There is some relief for students, however, with almost $3 billion in student debt wiped in this year’s federal budget.
The budget revealed changes to the way that HELP loans are indexed, but those changes won’t come into effect until the relevant legislation is passed.
Each June, HECS debts are indexed to make sure the amount owed keeps up with inflation.
For almost 35 years, this indexation has been calculated based on the Consumer Price Index, which has reached record highs.
The process has been slammed as outdated and flawed, with more than 288,000 Australians signing a petition to demand an overhaul of the system.
The government answered the call, changing the way HECS was indexed.
The changes were spelled out in the Federal Budget 2024, in which Treasurer Jim Chalmers explained the government would move to cap indexation at the lower of the CPI or Wage Price Index (WPI), so HECS debts do not outpace wage growth.
“If legislation is passed, your HELP debt will then be adjusted to reflect the lower indexation rate of 4.0 per cent WPI in 2024,” the Department of Education said.
The ATO will apply credits to the HECS debt, lowering the owed amount, and backdate those credits to June 1, 2023.
That means that the 2023 CPI-based indexation — which, at 7.1 per cent, caused the average HECS debt of $26,494 to increase by $1881 — would be revised in accordance with the WPI figure of 3.2 per cent.
For the national average HELP loan, that equates to a total backdated credit worth $1,190 — a $965 credit for the 2023 indexation, and a $225 credit for the 2024 indexation.
Australians with a HECS debt can check the exact value of credits expected to be applied when legislation is passed, the Department of Education has created an Indexation Credit Estimator.
“Spikes in inflation have exposed a flaw in this system — and put young people under unfair pressure,” Chalmers said.
“We are fixing that and changing it so it won’t happen again.”
Students worried changes don’t go far enough
The move was one recommended in the Australian Universities Accord, a review of higher education that suggested making HECS “simpler and fairer”.
But some graduates have expressed concern that the proposed changes to HECS indexation don’t go far enough.
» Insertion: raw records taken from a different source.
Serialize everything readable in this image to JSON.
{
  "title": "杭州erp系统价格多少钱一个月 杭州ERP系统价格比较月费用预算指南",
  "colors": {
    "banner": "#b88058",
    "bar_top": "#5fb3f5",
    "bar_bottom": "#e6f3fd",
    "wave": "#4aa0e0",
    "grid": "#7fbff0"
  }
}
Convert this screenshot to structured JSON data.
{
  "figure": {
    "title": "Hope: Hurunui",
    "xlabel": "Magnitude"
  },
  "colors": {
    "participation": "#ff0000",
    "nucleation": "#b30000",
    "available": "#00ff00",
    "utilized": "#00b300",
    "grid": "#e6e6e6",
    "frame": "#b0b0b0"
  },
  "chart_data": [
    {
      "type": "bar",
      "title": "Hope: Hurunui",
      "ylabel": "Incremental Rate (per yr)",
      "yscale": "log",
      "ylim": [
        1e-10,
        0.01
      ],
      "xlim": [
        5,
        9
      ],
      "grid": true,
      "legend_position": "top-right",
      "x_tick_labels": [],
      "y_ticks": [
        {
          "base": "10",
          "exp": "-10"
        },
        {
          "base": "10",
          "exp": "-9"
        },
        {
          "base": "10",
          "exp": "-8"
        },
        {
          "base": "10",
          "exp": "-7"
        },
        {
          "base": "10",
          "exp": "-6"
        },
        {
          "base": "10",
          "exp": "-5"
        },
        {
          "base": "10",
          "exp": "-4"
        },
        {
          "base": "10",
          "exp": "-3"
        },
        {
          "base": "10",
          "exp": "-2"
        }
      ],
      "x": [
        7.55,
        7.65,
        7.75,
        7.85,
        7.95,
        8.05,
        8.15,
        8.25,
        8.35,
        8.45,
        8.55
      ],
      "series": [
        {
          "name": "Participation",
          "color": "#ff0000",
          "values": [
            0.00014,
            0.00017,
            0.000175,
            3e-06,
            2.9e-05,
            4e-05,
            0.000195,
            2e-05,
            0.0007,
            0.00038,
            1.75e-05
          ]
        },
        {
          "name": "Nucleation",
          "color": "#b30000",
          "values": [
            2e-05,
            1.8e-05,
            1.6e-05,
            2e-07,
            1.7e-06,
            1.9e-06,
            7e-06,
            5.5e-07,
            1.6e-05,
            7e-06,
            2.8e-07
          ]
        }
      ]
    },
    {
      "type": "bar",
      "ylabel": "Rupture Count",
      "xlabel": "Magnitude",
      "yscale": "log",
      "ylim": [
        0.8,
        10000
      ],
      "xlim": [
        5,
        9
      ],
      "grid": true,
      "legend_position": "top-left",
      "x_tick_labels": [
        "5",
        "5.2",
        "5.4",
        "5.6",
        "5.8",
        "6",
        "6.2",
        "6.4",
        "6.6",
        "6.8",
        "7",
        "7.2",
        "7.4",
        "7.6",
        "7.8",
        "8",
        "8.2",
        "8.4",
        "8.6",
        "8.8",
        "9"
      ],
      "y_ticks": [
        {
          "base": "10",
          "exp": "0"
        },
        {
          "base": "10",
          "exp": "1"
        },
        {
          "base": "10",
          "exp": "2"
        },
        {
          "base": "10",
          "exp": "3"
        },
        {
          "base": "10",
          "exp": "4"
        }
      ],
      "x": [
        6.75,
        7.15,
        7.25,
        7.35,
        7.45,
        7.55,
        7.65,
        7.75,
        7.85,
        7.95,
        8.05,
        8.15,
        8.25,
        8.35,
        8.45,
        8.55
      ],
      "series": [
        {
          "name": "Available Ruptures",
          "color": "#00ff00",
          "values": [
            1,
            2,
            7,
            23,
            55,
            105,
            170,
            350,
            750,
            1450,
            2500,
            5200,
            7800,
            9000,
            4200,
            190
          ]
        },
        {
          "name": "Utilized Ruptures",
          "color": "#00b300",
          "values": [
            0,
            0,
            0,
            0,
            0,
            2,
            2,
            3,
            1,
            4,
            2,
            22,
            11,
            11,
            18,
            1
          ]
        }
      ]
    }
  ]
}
When university graduate Nariman Dein started studying, she felt privileged to access Australia’s student loan system.
Bright-eyed and eager to jump into university after finishing high school, Dein said the messaging around Australia’s university fee program, HECS-HELP, was it was “basically like free university”.
“I was told you don’t have to worry about it because you pay it off later,” she told 7NEWS.com.au.
“I thought if I had $40,000 in debt, it would stay $40,000 until I paid it off.”
But the University of Western Sydney graduate soon faced the harsh reality of indexation.
While the change to indexation has been lauded as a win for students, advocates say it should only be the beginning.
The National Union of Students welcomed the measure but said more must be done to build a truly fit-for-purpose HECS system.
“The reality is that even under this change, tertiary students will continue to get a raw deal,” NUS National President Ngaire Bogemann said earlier.
“WPI has only been lower than CPI on four occasions since 2000.”
Dein echoed this, saying the move was a “good start”.
“But it’s like the government saying they’ll help a little bit but they still want us to struggle. It’s not fair,” she said.
The accord warned student debt levels were turning people off universities — and Dein said she was not surprised.
Stress about HECS debts follows the graduate and her friends around, with many saying they “haven’t made a dent” in their repayments despite making contributions.
“It’s a real concern,” Dein said.
“I thought I was privileged to have HECS at first and not have to worry about paying for university up front, but now I’m like was it really a good idea to get myself into that debt.
“It’s a setback for no reason when we want people to be getting educated.”